Starting near the Dartmouth shore, the bridge deck panels were replaced on weekends in either 20- or 10-metre lengths. A lifting gantry was positioned on the suspender ropes and the existing panels were lowered to a barge in the harbour. The new panel would be lifted into position in the same manner. On the Halifax side, the panels were replaced over land because they were lifted by crane and moved by a self-propelled modular transporter provided by M&J Total Transport and Rigging Inc.

Second such bridge lift ever

“This is only the second time the suspended span of a suspension bridge has been replaced while open to traffic during the day in the world,” Currie said.

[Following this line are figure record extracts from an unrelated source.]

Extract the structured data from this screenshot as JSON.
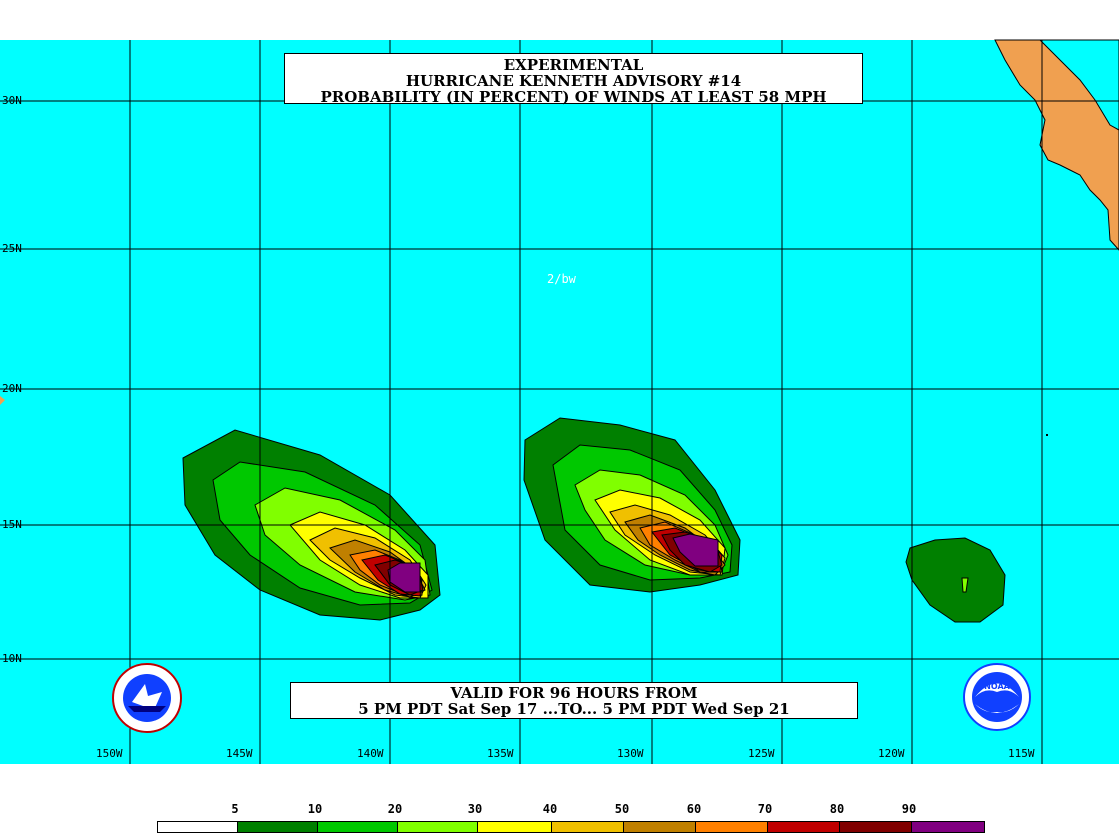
{
  "title": {
    "line1": "EXPERIMENTAL",
    "line2": "HURRICANE KENNETH ADVISORY #14",
    "line3": "PROBABILITY (IN PERCENT) OF WINDS AT LEAST 58 MPH"
  },
  "analyst_tag": "2/bw",
  "valid": {
    "line1": "VALID FOR 96 HOURS FROM",
    "line2": "5 PM PDT Sat Sep 17 ...TO... 5 PM PDT Wed Sep 21"
  },
  "latitudes": [
    "30N",
    "25N",
    "20N",
    "15N",
    "10N"
  ],
  "longitudes": [
    "150W",
    "145W",
    "140W",
    "135W",
    "130W",
    "125W",
    "120W",
    "115W"
  ],
  "legend": {
    "labels": [
      "5",
      "10",
      "20",
      "30",
      "40",
      "50",
      "60",
      "70",
      "80",
      "90"
    ],
    "colors": [
      "#ffffff",
      "#008000",
      "#00c800",
      "#80ff00",
      "#ffff00",
      "#f0c000",
      "#c08000",
      "#ff8000",
      "#c00000",
      "#800000",
      "#800080"
    ]
  },
  "colors": {
    "ocean": "#00ffff",
    "land": "#f0a050",
    "grid": "#000000"
  },
  "logos": {
    "left": "nws-logo",
    "right": "noaa-logo"
  }
}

The first time was the re-decking of the Lions Gate Bridge in Vancouver in the late 1990s. Halifax Harbour Bridges has worked with the same bridge engineering firm from the Lions Gate re-decking project — Buckland and Taylor. ABCC was the contractor for that project as well.

On site work on the Macdonald bridge project began in mid-2015. In order to approach the work from the required angles, some of the work was accomplished by setting up a crane on a barge in the river below, said Fergal McKey, a field specialist with ABCC.

“RMI’s 70-ton Mantis was lashed down to the deck of the barge,” McKey said. “The tracks were restrained from moving. Ballast was added to the tanks of the barge to counter the weight of the crane.”

 The Grove RT 540 is the workhorse of the project — it has been in use since May 2015 and will continue until the end of the project. The two large crawler cranes were utilized from October 2016 to February 2017. Other cranes were used periodically as needed.

As of February 2017, all 46 segments of the bridge have been replaced. The remaining milestones left to complete for the Big Lift included finishing and reopening pedestrian and cycle lanes, replacing suspender ropes, finishing paving the Halifax side span, replacing expansion joints, and dehumidifying the main cables.